On October 2, 1998, the W3C acknowledged receipt of a NOTE submission from Veo Systems Inc. under the title "Schema for Object-oriented XML". Reference: NOTE-SOX-19980930. The authors are Matt Fuchs (Veo Systems), Murray Maloney (Muzmo Communication), and Alex Milowski (Veo Systems). The NOTE was submitted on September 15, 1998.
The document abstract:
Automated processing of business documents in large-scale electronic commerce environments requires rigorous definition of the document structure, content and semantics to enable efficient software development processes for distributed applications. XML offers the Document Type Definition (DTD) as a formalism for defining the syntax and structure of XML documents. However, experience has shown that XML DTDs are not sufficient to specify content or semantics. Moreover, the fact that XML DTD syntax is incompatible with XML document syntax increases the complexity of supporting interoperation among heterogenous applications. Therefore, a schema facility is required to enable XML validation and higher levels of automated content checking by facilitating software mapping of XML data structures, supporting the generation of common application components, and enabling reuse at the document design and the application programming levels.

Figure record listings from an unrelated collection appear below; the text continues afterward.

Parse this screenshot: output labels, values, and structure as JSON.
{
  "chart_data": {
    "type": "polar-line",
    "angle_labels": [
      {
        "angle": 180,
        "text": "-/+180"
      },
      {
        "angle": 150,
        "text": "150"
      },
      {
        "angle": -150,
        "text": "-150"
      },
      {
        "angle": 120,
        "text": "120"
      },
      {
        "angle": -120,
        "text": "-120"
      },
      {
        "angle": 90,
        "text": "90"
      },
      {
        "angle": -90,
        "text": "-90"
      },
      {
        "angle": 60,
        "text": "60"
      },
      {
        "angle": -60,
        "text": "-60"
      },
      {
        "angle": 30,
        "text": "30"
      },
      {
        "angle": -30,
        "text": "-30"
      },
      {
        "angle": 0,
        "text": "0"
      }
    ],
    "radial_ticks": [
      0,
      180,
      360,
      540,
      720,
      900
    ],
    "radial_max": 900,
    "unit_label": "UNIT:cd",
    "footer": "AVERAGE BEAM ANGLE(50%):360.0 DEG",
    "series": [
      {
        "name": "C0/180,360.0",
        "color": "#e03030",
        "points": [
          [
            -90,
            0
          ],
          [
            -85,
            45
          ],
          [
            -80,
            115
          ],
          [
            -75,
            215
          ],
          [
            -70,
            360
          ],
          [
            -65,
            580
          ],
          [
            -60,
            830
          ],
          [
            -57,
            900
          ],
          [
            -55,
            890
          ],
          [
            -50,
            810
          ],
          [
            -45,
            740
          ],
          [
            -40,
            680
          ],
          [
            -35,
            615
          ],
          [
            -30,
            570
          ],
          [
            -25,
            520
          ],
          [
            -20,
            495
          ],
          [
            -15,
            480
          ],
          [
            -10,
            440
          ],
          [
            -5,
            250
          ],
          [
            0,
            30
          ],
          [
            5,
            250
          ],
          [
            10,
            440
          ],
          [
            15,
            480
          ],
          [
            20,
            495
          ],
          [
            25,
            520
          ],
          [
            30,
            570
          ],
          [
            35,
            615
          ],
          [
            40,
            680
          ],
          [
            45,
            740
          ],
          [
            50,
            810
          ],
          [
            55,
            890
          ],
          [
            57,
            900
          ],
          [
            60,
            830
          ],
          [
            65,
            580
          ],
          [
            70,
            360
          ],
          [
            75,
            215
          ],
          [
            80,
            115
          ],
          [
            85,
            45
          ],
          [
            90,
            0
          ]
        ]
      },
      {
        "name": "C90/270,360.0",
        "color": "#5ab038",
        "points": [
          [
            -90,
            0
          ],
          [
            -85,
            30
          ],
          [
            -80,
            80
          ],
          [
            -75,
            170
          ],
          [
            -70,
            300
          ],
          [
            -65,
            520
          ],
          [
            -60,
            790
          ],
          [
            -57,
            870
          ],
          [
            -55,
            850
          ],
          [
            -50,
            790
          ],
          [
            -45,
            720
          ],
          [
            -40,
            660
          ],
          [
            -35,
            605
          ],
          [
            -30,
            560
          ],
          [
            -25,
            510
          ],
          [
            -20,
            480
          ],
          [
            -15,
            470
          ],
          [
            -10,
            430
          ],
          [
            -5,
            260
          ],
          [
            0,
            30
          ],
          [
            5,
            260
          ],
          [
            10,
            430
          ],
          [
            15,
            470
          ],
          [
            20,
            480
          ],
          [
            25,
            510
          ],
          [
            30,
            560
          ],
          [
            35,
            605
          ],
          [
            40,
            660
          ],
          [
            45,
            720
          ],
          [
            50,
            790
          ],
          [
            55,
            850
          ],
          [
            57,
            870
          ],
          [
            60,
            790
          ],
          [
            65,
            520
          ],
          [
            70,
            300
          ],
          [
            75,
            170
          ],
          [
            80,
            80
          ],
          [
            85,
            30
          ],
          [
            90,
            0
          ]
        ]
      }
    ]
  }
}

This submission proposes a schema facility, Schema for Object-oriented XML (SOX), for defining the structure, content and semantics of XML documents to enable XML validation and higher levels of automated content checking. SOX provides an alternative to XML DTDs for modeling markup relationships to enable more efficient software development processes for distributed applications. SOX also provides basic intrinsic datatypes, an extensible datatyping mechanism, content model and attribute interface inheritance, a powerful namespace mechanism, and embedded documentation. As compared to XML DTDs, SOX dramatically decreases the complexity of supporting interoperation among heterogenous applications by facilitating software mapping of XML data structures, expressing domain abstractions and common relationships directly and explicitly, enabling reuse at the document design and the application programming levels, and supporting the generation of common application components
SOX documents can be operated on by a SOX processor to produce many different types of output targets. Transformation of SOX documents will yield XML DTDs and object-oriented language classes to facilitate the development of intelligent applications, such as those needed to perform electronic commerce, for example. Other output targets from SOX includes documentation derived from the documentation-based elements in SOX itself, and user interface components. Further output targets are yet to be defined, but the inherent flexibility of SOX allows for many other options.
The SOX proposal is informed by the XML 1.0 specification as well as the XML-Data submission, the Document Content Description submission and the EXPRESS language reference manual (ISO 10303-11). A SOX document, or schema, is a valid XML document instance according to the SOX DTD, that represents a complete XML DTD-like structure. It has a document root element, and a representation of syntax that one would expect from a complete DTD, symbolically generated through the XML document instance.